For Short Stories on Wednesday (hosted at Risa’s Bread Crumb Reads) I was planning to read and review a vampire short story by Anne Rice. Which I did, and it did seem exciting for about the first two pages.
“Julie!” he whispered, in a voice so low that it seemed my own thoughts were speaking to me. But this was no dream. He was holding me and the scream had broken loose from me, deafening, uncontrollable and echoing from the four walls.
The story is called The Master of Rampling Gate and it is a vampire ‘love’ story, which is something they had forgotten to mention where I first read about it. It was such a grave disappointment, that it didn’t make much sense to review it. Let’s just say that it’s a story Stephanie Meyer would adore; take that whatever way you want.
So, instead, I am reviewing a very beautiful and touching story I read by Mark Twain, titled A Dog’s Tale (1903). It is the life story of a loyal pet dog, told from her point of view.
The story begins in a way that is quintessentially Twain – “My father was a St. Bernard, my mother was a collie, but I am a Presbyterian. This is what my mother told me, I do not know these nice distinctions myself. To me they are only fine large words meaning nothing.”

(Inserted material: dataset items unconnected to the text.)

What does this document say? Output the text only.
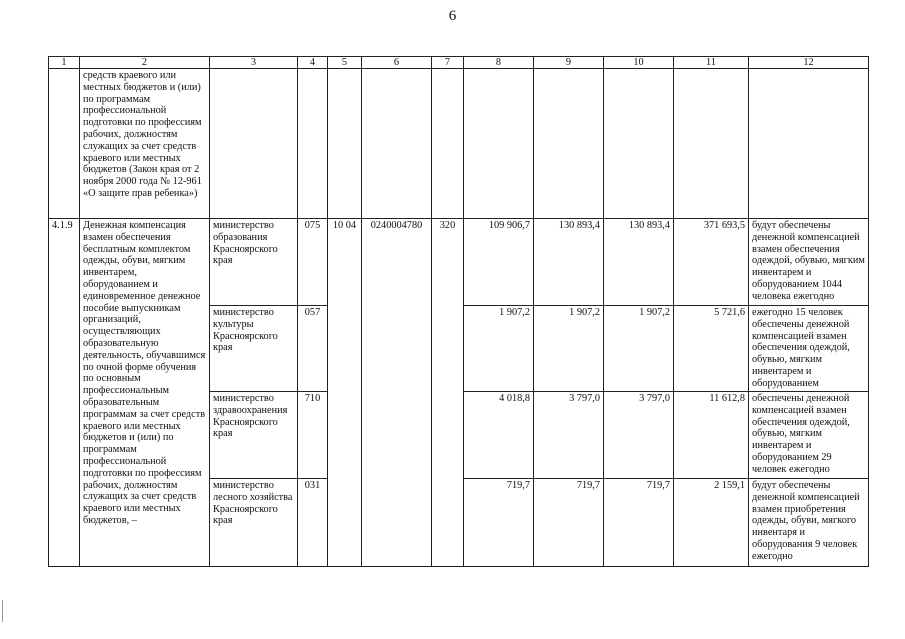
6
1	2	3	4	5	6	7	8	9	10	11	12
	средств краевого или местных бюджетов и (или) по программам профессиональной подготовки по профессиям рабочих, должностям служащих за счет средств краевого или местных бюджетов (Закон края от 2 ноября 2000 года № 12-961 «О защите прав ребенка»)										
4.1.9	Денежная компенсация взамен обеспечения бесплатным комплектом одежды, обуви, мягким инвентарем, оборудованием и единовременное денежное пособие выпускникам организаций, осуществляющих образовательную деятельность, обучавшимся по очной форме обучения по основным профессиональным образовательным программам за счет средств краевого или местных бюджетов и (или) по программам профессиональной подготовки по профессиям рабочих, должностям служащих за счет средств краевого или местных бюджетов, –	министерство образования Красноярского края	075	10 04	0240004780	320	109 906,7	130 893,4	130 893,4	371 693,5	будут обеспечены денежной компенсацией взамен обеспечения одеждой, обувью, мягким инвентарем и оборудованием 1044 человека ежегодно
		министерство культуры Красноярского края	057				1 907,2	1 907,2	1 907,2	5 721,6	ежегодно 15 человек обеспечены денежной компенсацией взамен обеспечения одеждой, обувью, мягким инвентарем и оборудованием
		министерство здравоохранения Красноярского края	710				4 018,8	3 797,0	3 797,0	11 612,8	обеспечены денежной компенсацией взамен обеспечения одеждой, обувью, мягким инвентарем и оборудованием 29 человек ежегодно
		министерство лесного хозяйства Красноярского края	031				719,7	719,7	719,7	2 159,1	будут обеспечены денежной компенсацией взамен приобретения одежды, обуви, мягкого инвентаря и оборудования 9 человек ежегодно
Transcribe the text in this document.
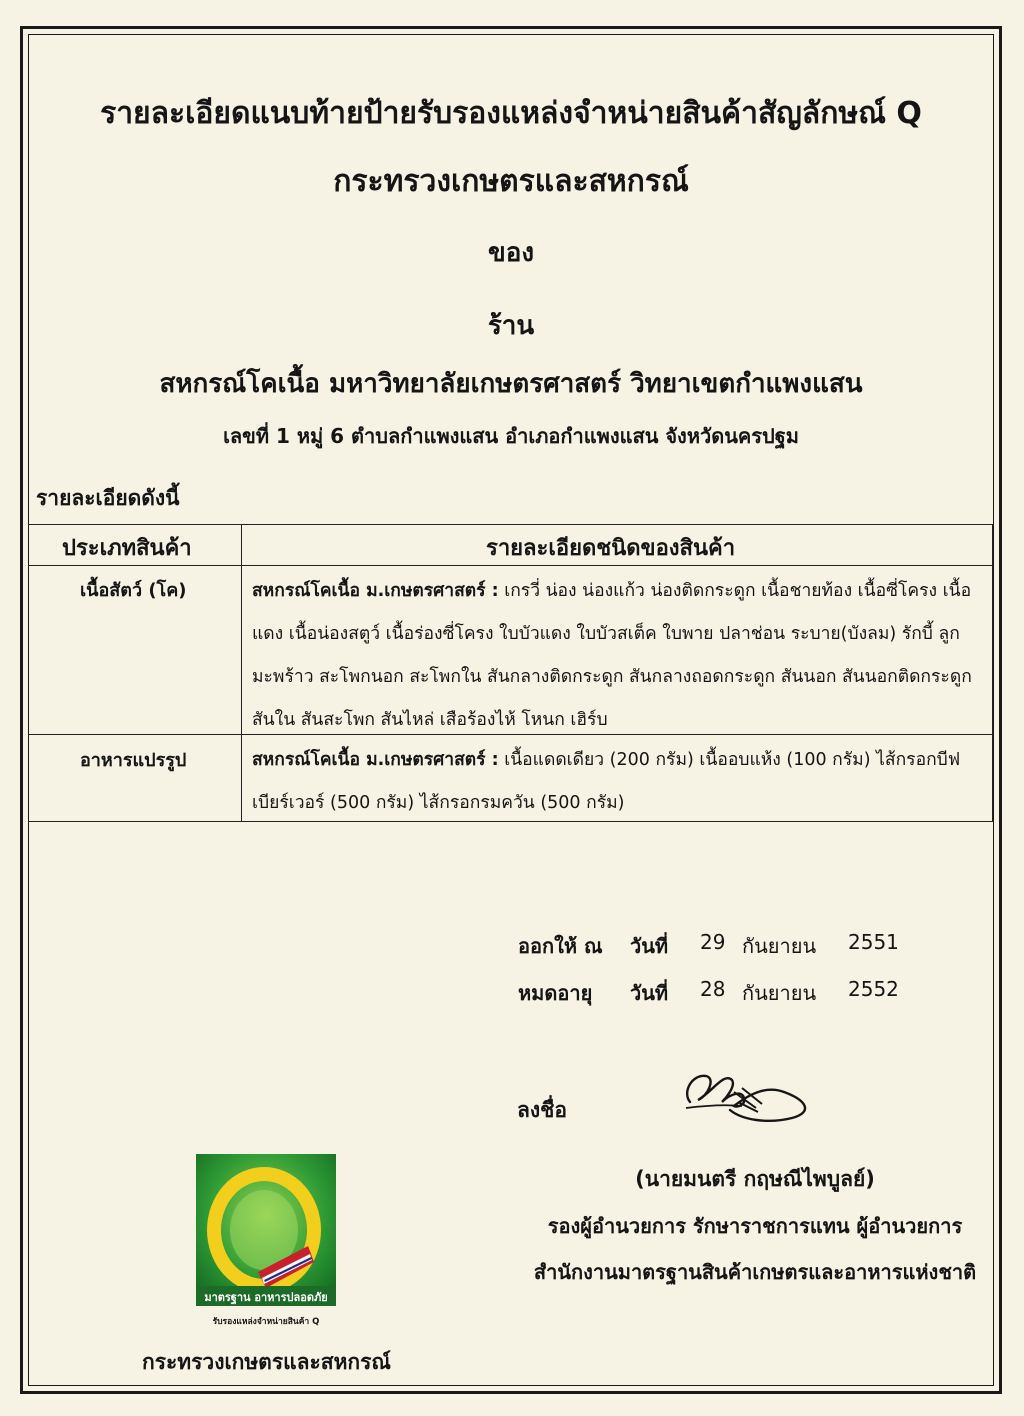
รายละเอียดแนบท้ายป้ายรับรองแหล่งจำหน่ายสินค้าสัญลักษณ์ Q
กระทรวงเกษตรและสหกรณ์
ของ
ร้าน
สหกรณ์โคเนื้อ มหาวิทยาลัยเกษตรศาสตร์ วิทยาเขตกำแพงแสน
เลขที่ 1 หมู่ 6 ตำบลกำแพงแสน อำเภอกำแพงแสน จังหวัดนครปฐม
รายละเอียดดังนี้
ประเภทสินค้า	รายละเอียดชนิดของสินค้า
เนื้อสัตว์ (โค)	สหกรณ์โคเนื้อ ม.เกษตรศาสตร์ : เกรวี่ น่อง น่องแก้ว น่องติดกระดูก เนื้อชายท้อง เนื้อซี่โครง เนื้อแดง เนื้อน่องสตูว์ เนื้อร่องซี่โครง ใบบัวแดง ใบบัวสเต็ค ใบพาย ปลาช่อน ระบาย(บังลม) รักบี้ ลูกมะพร้าว สะโพกนอก สะโพกใน สันกลางติดกระดูก สันกลางถอดกระดูก สันนอก สันนอกติดกระดูก สันใน สันสะโพก สันไหล่ เสือร้องไห้ โหนก เฮิร์บ
อาหารแปรรูป	สหกรณ์โคเนื้อ ม.เกษตรศาสตร์ : เนื้อแดดเดียว (200 กรัม) เนื้ออบแห้ง (100 กรัม) ไส้กรอกบีฟเบียร์เวอร์ (500 กรัม) ไส้กรอกรมควัน (500 กรัม)
ออกให้ ณ วันที่ 29 กันยายน 2551
หมดอายุ วันที่ 28 กันยายน 2552
ลงชื่อ
(นายมนตรี กฤษณีไพบูลย์)
รองผู้อำนวยการ รักษาราชการแทน ผู้อำนวยการ
สำนักงานมาตรฐานสินค้าเกษตรและอาหารแห่งชาติ
มาตรฐาน อาหารปลอดภัย
รับรองแหล่งจำหน่ายสินค้า Q
กระทรวงเกษตรและสหกรณ์
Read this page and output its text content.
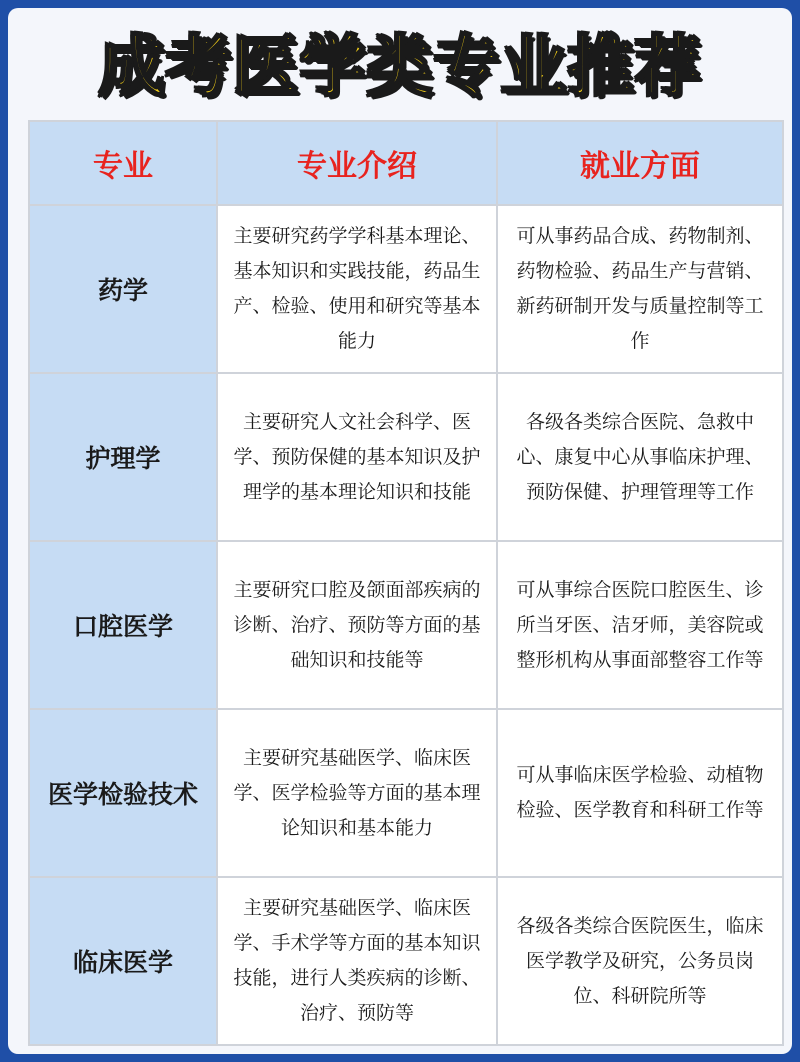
成考医学类专业推荐
专业	专业介绍	就业方面
药学	主要研究药学学科基本理论、基本知识和实践技能，药品生产、检验、使用和研究等基本能力	可从事药品合成、药物制剂、药物检验、药品生产与营销、新药研制开发与质量控制等工作
护理学	主要研究人文社会科学、医学、预防保健的基本知识及护理学的基本理论知识和技能	各级各类综合医院、急救中心、康复中心从事临床护理、预防保健、护理管理等工作
口腔医学	主要研究口腔及颌面部疾病的诊断、治疗、预防等方面的基础知识和技能等	可从事综合医院口腔医生、诊所当牙医、洁牙师，美容院或整形机构从事面部整容工作等
医学检验技术	主要研究基础医学、临床医学、医学检验等方面的基本理论知识和基本能力	可从事临床医学检验、动植物检验、医学教育和科研工作等
临床医学	主要研究基础医学、临床医学、手术学等方面的基本知识技能，进行人类疾病的诊断、治疗、预防等	各级各类综合医院医生，临床医学教学及研究，公务员岗位、科研院所等
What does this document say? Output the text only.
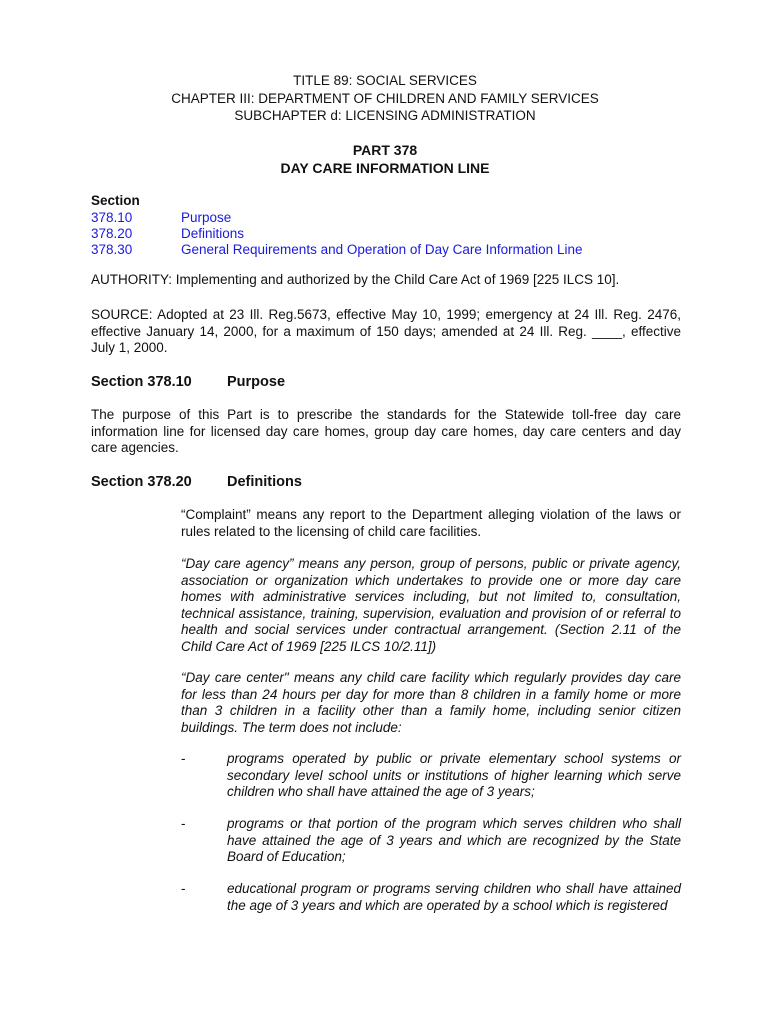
TITLE 89: SOCIAL SERVICES
CHAPTER III: DEPARTMENT OF CHILDREN AND FAMILY SERVICES
SUBCHAPTER d: LICENSING ADMINISTRATION
PART 378
DAY CARE INFORMATION LINE
Section
378.10	Purpose
378.20	Definitions
378.30	General Requirements and Operation of Day Care Information Line
AUTHORITY: Implementing and authorized by the Child Care Act of 1969 [225 ILCS 10].
SOURCE: Adopted at 23 Ill. Reg.5673, effective May 10, 1999; emergency at 24 Ill. Reg. 2476, effective January 14, 2000, for a maximum of 150 days; amended at 24 Ill. Reg. ____, effective July 1, 2000.
Section 378.10 Purpose
The purpose of this Part is to prescribe the standards for the Statewide toll-free day care information line for licensed day care homes, group day care homes, day care centers and day care agencies.
Section 378.20 Definitions
“Complaint” means any report to the Department alleging violation of the laws or rules related to the licensing of child care facilities.
“Day care agency” means any person, group of persons, public or private agency, association or organization which undertakes to provide one or more day care homes with administrative services including, but not limited to, consultation, technical assistance, training, supervision, evaluation and provision of or referral to health and social services under contractual arrangement. (Section 2.11 of the Child Care Act of 1969 [225 ILCS 10/2.11])
“Day care center" means any child care facility which regularly provides day care for less than 24 hours per day for more than 8 children in a family home or more than 3 children in a facility other than a family home, including senior citizen buildings. The term does not include:
-	programs operated by public or private elementary school systems or secondary level school units or institutions of higher learning which serve children who shall have attained the age of 3 years;
-	programs or that portion of the program which serves children who shall have attained the age of 3 years and which are recognized by the State Board of Education;
-	educational program or programs serving children who shall have attained the age of 3 years and which are operated by a school which is registered
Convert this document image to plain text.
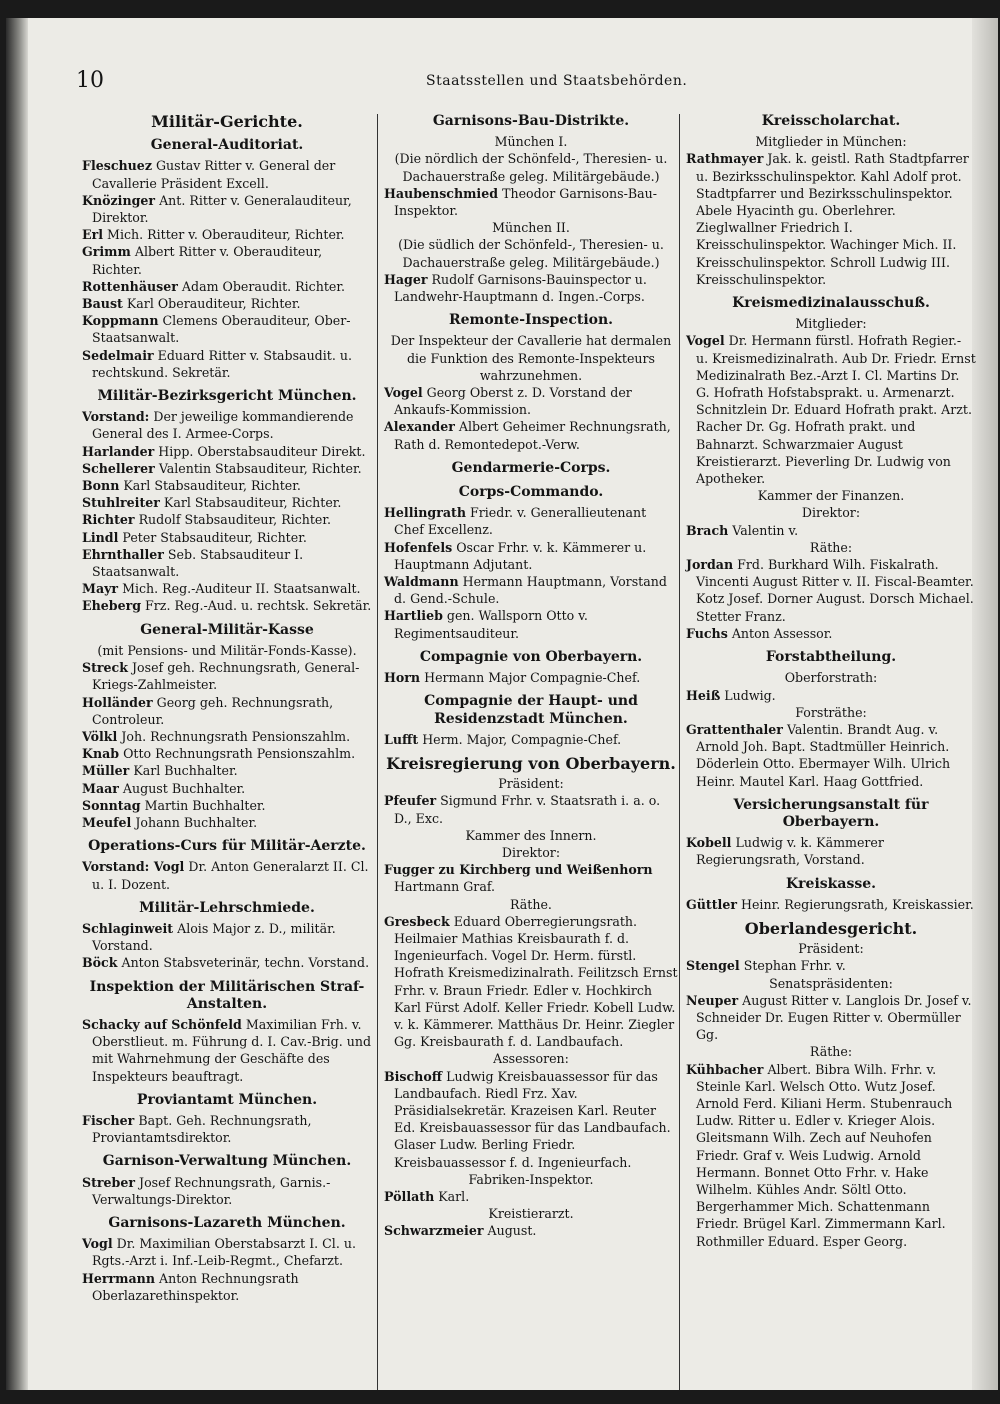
10	Staatsstellen und Staatsbehörden.
Militär-Gerichte.
General-Auditoriat.
Fleschuez Gustav Ritter v. General der Cavallerie Präsident Excell.
Knözinger Ant. Ritter v. Generalauditeur, Direktor.
Erl Mich. Ritter v. Oberauditeur, Richter.
Grimm Albert Ritter v. Oberauditeur, Richter.
Rottenhäuser Adam Oberaudit. Richter.
Baust Karl Oberauditeur, Richter.
Koppmann Clemens Oberauditeur, Ober-Staatsanwalt.
Sedelmair Eduard Ritter v. Stabsaudit. u. rechtskund. Sekretär.
Militär-Bezirksgericht München.
Vorstand: Der jeweilige kommandierende General des I. Armee-Corps.
Harlander Hipp. Oberstabsauditeur Direkt.
Schellerer Valentin Stabsauditeur, Richter.
Bonn Karl Stabsauditeur, Richter.
Stuhlreiter Karl Stabsauditeur, Richter.
Richter Rudolf Stabsauditeur, Richter.
Lindl Peter Stabsauditeur, Richter.
Ehrnthaller Seb. Stabsauditeur I. Staatsanwalt.
Mayr Mich. Reg.-Auditeur II. Staatsanwalt.
Eheberg Frz. Reg.-Aud. u. rechtsk. Sekretär.
General-Militär-Kasse
(mit Pensions- und Militär-Fonds-Kasse).
Streck Josef geh. Rechnungsrath, General-Kriegs-Zahlmeister.
Holländer Georg geh. Rechnungsrath, Controleur.
Völkl Joh. Rechnungsrath Pensionszahlm.
Knab Otto Rechnungsrath Pensionszahlm.
Müller Karl Buchhalter.
Maar August Buchhalter.
Sonntag Martin Buchhalter.
Meufel Johann Buchhalter.
Operations-Curs für Militär-Aerzte.
Vorstand: Vogl Dr. Anton Generalarzt II. Cl. u. I. Dozent.
Militär-Lehrschmiede.
Schlaginweit Alois Major z. D., militär. Vorstand.
Böck Anton Stabsveterinär, techn. Vorstand.
Inspektion der Militärischen Straf-Anstalten.
Schacky auf Schönfeld Maximilian Frh. v. Oberstlieut. m. Führung d. I. Cav.-Brig. und mit Wahrnehmung der Geschäfte des Inspekteurs beauftragt.
Proviantamt München.
Fischer Bapt. Geh. Rechnungsrath, Proviantamtsdirektor.
Garnison-Verwaltung München.
Streber Josef Rechnungsrath, Garnis.-Verwaltungs-Direktor.
Garnisons-Lazareth München.
Vogl Dr. Maximilian Oberstabsarzt I. Cl. u. Rgts.-Arzt i. Inf.-Leib-Regmt., Chefarzt.
Herrmann Anton Rechnungsrath Oberlazarethinspektor.
Garnisons-Bau-Distrikte.
München I.
(Die nördlich der Schönfeld-, Theresien- u. Dachauerstraße geleg. Militärgebäude.)
Haubenschmied Theodor Garnisons-Bau-Inspektor.
München II.
(Die südlich der Schönfeld-, Theresien- u. Dachauerstraße geleg. Militärgebäude.)
Hager Rudolf Garnisons-Bauinspector u. Landwehr-Hauptmann d. Ingen.-Corps.
Remonte-Inspection.
Der Inspekteur der Cavallerie hat dermalen die Funktion des Remonte-Inspekteurs wahrzunehmen.
Vogel Georg Oberst z. D. Vorstand der Ankaufs-Kommission.
Alexander Albert Geheimer Rechnungsrath, Rath d. Remontedepot.-Verw.
Gendarmerie-Corps.
Corps-Commando.
Hellingrath Friedr. v. Generallieutenant Chef Excellenz.
Hofenfels Oscar Frhr. v. k. Kämmerer u. Hauptmann Adjutant.
Waldmann Hermann Hauptmann, Vorstand d. Gend.-Schule.
Hartlieb gen. Wallsporn Otto v. Regimentsauditeur.
Compagnie von Oberbayern.
Horn Hermann Major Compagnie-Chef.
Compagnie der Haupt- und Residenzstadt München.
Lufft Herm. Major, Compagnie-Chef.
Kreisregierung von Oberbayern.
Präsident:
Pfeufer Sigmund Frhr. v. Staatsrath i. a. o. D., Exc.
Kammer des Innern.
Direktor:
Fugger zu Kirchberg und Weißenhorn Hartmann Graf.
Räthe.
Gresbeck Eduard Oberregierungsrath. Heilmaier Mathias Kreisbaurath f. d. Ingenieurfach. Vogel Dr. Herm. fürstl. Hofrath Kreismedizinalrath. Feilitzsch Ernst Frhr. v. Braun Friedr. Edler v. Hochkirch Karl Fürst Adolf. Keller Friedr. Kobell Ludw. v. k. Kämmerer. Matthäus Dr. Heinr. Ziegler Gg. Kreisbaurath f. d. Landbaufach.
Assessoren:
Bischoff Ludwig Kreisbauassessor für das Landbaufach. Riedl Frz. Xav. Präsidialsekretär. Krazeisen Karl. Reuter Ed. Kreisbauassessor für das Landbaufach. Glaser Ludw. Berling Friedr. Kreisbauassessor f. d. Ingenieurfach.
Fabriken-Inspektor.
Pöllath Karl.
Kreistierarzt.
Schwarzmeier August.
Kreisscholarchat.
Mitglieder in München:
Rathmayer Jak. k. geistl. Rath Stadtpfarrer u. Bezirksschulinspektor. Kahl Adolf prot. Stadtpfarrer und Bezirksschulinspektor. Abele Hyacinth gu. Oberlehrer. Zieglwallner Friedrich I. Kreisschulinspektor. Wachinger Mich. II. Kreisschulinspektor. Schroll Ludwig III. Kreisschulinspektor.
Kreismedizinalausschuß.
Mitglieder:
Vogel Dr. Hermann fürstl. Hofrath Regier.- u. Kreismedizinalrath. Aub Dr. Friedr. Ernst Medizinalrath Bez.-Arzt I. Cl. Martins Dr. G. Hofrath Hofstabsprakt. u. Armenarzt. Schnitzlein Dr. Eduard Hofrath prakt. Arzt. Racher Dr. Gg. Hofrath prakt. und Bahnarzt. Schwarzmaier August Kreistierarzt. Pieverling Dr. Ludwig von Apotheker.
Kammer der Finanzen.
Direktor:
Brach Valentin v.
Räthe:
Jordan Frd. Burkhard Wilh. Fiskalrath. Vincenti August Ritter v. II. Fiscal-Beamter. Kotz Josef. Dorner August. Dorsch Michael. Stetter Franz.
Fuchs Anton Assessor.
Forstabtheilung.
Oberforstrath:
Heiß Ludwig.
Forsträthe:
Grattenthaler Valentin. Brandt Aug. v. Arnold Joh. Bapt. Stadtmüller Heinrich. Döderlein Otto. Ebermayer Wilh. Ulrich Heinr. Mautel Karl. Haag Gottfried.
Versicherungsanstalt für Oberbayern.
Kobell Ludwig v. k. Kämmerer Regierungsrath, Vorstand.
Kreiskasse.
Güttler Heinr. Regierungsrath, Kreiskassier.
Oberlandesgericht.
Präsident:
Stengel Stephan Frhr. v.
Senatspräsidenten:
Neuper August Ritter v. Langlois Dr. Josef v. Schneider Dr. Eugen Ritter v. Obermüller Gg.
Räthe:
Kühbacher Albert. Bibra Wilh. Frhr. v. Steinle Karl. Welsch Otto. Wutz Josef. Arnold Ferd. Kiliani Herm. Stubenrauch Ludw. Ritter u. Edler v. Krieger Alois. Gleitsmann Wilh. Zech auf Neuhofen Friedr. Graf v. Weis Ludwig. Arnold Hermann. Bonnet Otto Frhr. v. Hake Wilhelm. Kühles Andr. Söltl Otto. Bergerhammer Mich. Schattenmann Friedr. Brügel Karl. Zimmermann Karl. Rothmiller Eduard. Esper Georg.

The dog talks about her life with her mother, who was a favourite among the other dogs and about her puppy-hood adventures. She then goes on to tell us about the sorrow of her separation from her mother, the following joys of the nice, new household, until the day she has her own puppy.
The story is crude and cruel, and it is the story of so many other loyal house pets who don’t deserve the treatment that they get from their “masters”. It is a silent, confused cry for help, and it really affects you. That’s great writing for me.